Aunque todo vaya dejando sobre la piel un reguero
En aquel día, iré al paso de esta canción, Tell me to the end of love. En aquel día buscaré silencio. Será al amanecer del domingo. Pensaré en ella. Siempre en ella. Y por momentos la sentiré detrás de mí, hurgándome la espalda. Y olfatearé su rastro. Y no me dejará mover ni una mano. Ni un pensamiento. Todo yo estaré ahí olfateándole el rastro. Totalmente. La encontraré. Le besaré la boca. Hablaremos del silencio, como siempre. Y el caset disparándose en la grabadora. Y sus palabras. Y en aquel día no me podré mover; ni una mano, ni un pensamiento. Esperará un minuto, dos, tres. Y dirá, me voy. Y volteará el caset. Otra vez Tell me to the end of love. Se irá. En aquel día el silencio se hará más profundo: dirá desde la puerta, antes de cerrar ¿Silencio? está sonando el caset, ¿no lo escucha? ¿No? Pondrá sus palabras al viento. Al aire. Quebrará cualquier noción filosófica del vació. Y en ese río quieto de mis pensamientos moveré unas palabras y le diré sin hablar: este silencio no se llena con nada, mi amor. Y en aquel día moveré mis manos. Con la derecha la despediré. Con la izquierda apretaré el gatillo. La bala entre sus hermosos ojos negros.
Antonio Usuga Monsalve
La brisa de Puerto Almagro
El cálido soplido de Octavio bañó su cara evocándole recuerdos dispares, de una parte sobrecogedores, de otra violentos. Angélica se esforzó en vano por alejar el símil entre aquel aliento y la brisa marina de Puerto Almagro. Octavio mantuvo cerrados los ojos mientras le hizo el amor.
Dos veranos atrás conoció a ese hombre varonil e impetuoso que ahora sólo podía calificar de infausto. Marcelo se desempeñaba como instructor de buceo en el hotel donde se hospedaba Angélica con su esposo Juan Carlos. Desde la primera inmersión en el agua deseó sumergirse en las sábanas de aquel hombre, más allá que en cualquier océano abarrotado de coloridos y exóticos pececillos. Nadando junto a él imaginaba ese metro noventa de morenos músculos inyectándola de placer por su entrepierna. Tales pensamientos diluyeron su ya mitigado matrimonio, revelándole su inexplorada capacidad de engaño y lujuria.
La mañana siguiente le hizo el amor a Juan Carlos hasta agotarlo, con los ojos cerrados para figurarse a Marcelo en la cama. Después salió de la habitación en busca de una segunda inmersión mientras su esposo reposaba. Marcelo la hizo suya en el océano de coloridos y exóticos pececillos, en una playa pedregosa y en el depósito para equipos de buceo del hotel.
—¿Dónde te haz metido? —le preguntó Juan Carlos molesto al verla regresar.

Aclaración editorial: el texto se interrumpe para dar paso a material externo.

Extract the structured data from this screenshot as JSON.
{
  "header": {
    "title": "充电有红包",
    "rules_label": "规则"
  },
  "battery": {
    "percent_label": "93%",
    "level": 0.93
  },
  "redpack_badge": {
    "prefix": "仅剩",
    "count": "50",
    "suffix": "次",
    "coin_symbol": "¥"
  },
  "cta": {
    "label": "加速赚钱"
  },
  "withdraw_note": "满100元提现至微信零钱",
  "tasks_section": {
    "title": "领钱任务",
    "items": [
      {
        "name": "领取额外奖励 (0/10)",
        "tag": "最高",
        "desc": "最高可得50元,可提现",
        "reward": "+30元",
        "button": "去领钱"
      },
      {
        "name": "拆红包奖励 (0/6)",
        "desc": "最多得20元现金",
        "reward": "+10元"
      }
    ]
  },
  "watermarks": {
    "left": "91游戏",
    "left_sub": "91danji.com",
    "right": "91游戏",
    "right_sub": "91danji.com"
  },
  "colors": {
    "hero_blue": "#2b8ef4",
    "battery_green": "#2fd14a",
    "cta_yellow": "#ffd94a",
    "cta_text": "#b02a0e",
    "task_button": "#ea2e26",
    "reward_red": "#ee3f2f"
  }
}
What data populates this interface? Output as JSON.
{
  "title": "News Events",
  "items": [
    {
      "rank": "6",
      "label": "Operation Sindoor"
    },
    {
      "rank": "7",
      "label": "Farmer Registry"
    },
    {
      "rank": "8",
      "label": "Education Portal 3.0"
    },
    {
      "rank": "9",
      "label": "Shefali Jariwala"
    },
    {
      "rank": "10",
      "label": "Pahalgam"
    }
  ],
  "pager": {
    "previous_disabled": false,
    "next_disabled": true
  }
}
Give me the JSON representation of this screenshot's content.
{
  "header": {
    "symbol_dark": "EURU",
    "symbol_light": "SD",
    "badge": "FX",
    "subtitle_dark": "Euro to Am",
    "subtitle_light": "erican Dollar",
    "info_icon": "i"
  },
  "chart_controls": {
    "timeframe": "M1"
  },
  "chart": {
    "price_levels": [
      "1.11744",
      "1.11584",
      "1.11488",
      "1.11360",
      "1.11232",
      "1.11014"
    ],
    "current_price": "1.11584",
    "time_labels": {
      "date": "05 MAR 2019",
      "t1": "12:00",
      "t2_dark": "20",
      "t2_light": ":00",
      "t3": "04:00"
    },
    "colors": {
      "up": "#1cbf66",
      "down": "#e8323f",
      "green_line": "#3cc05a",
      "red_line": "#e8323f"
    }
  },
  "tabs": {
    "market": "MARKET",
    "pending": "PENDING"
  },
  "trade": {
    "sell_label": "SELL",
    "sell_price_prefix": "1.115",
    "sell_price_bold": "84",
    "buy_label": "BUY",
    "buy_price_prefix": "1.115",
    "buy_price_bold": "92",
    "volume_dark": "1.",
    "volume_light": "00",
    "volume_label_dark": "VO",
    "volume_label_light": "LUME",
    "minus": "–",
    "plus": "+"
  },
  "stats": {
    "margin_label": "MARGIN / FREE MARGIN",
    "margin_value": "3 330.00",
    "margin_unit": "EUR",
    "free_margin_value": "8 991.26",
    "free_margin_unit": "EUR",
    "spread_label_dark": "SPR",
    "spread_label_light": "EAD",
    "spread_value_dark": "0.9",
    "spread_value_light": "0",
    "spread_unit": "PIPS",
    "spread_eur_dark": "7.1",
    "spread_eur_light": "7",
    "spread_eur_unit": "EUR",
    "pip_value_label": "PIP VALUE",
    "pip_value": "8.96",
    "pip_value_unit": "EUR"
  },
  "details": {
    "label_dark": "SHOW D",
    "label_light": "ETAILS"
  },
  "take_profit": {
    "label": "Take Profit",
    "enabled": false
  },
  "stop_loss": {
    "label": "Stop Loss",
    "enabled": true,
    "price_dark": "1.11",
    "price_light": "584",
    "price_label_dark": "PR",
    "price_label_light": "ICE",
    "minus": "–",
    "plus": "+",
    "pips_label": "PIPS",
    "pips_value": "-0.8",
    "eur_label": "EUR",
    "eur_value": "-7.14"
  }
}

—Buceando con la gente del hotel. He conocido al pez más exquisito de los siete mares.
Angélica se sentía desfallecer. Jamás había hecho el amor tantas veces en un mismo día; eran apenas las dos de la tarde y aún le quedaba la noche por delante. Por ahora necesitaba recuperar energías, así que cerró las cortinas de la habitación y se echó a dormir sin prestarle más oído a su esposo. Más tarde algo se le ocurriría para ausentarse e ir tras la turbulencia de Marcelo. Juan Carlos la dejó sola y se encaminó al bar del hotel, perplejo, con el sabor agraz que acompaña la duda en quien se ama.
Al despertar Angélica se aseguró concienzudamente de verse lo más sensual que le fuera posible. Se dirigió hacia el bar barajando excusas para su esposo. No lo encontró. Indagó por él en la piscina, en el restaurante principal y por último en la recepción. Allí le informaron que había tomado un tour por el puerto junto con otros huéspedes. Angélica vislumbró la oportunidad que se le presentaba, sin truculentos ardides ni afanes. Caminó ansiosa hacia el depósito para equipos de buceo, sintiendo la cálida brisa de Puerto Almagro al rozar su piel y balancear su cabello con una suavidad inusitada. Meditó si aquel romance sería algo efímero y temporal como el verano, o eterno como el verdadero amor. Ensartada en estas divagaciones abrió la puerta de la bodega, con una sonrisa que apenas podía contener. Allí encontró desnudo a Marcelo, frotando sus perfectos y morenos músculos con los de Juan Carlos.
Octavio salió de la habitación con su careta de buceo en mano. Angélica permaneció en cama, agotada, con el sabor agraz que acompaña la desconfianza en una hermosa instructora de inmersiones.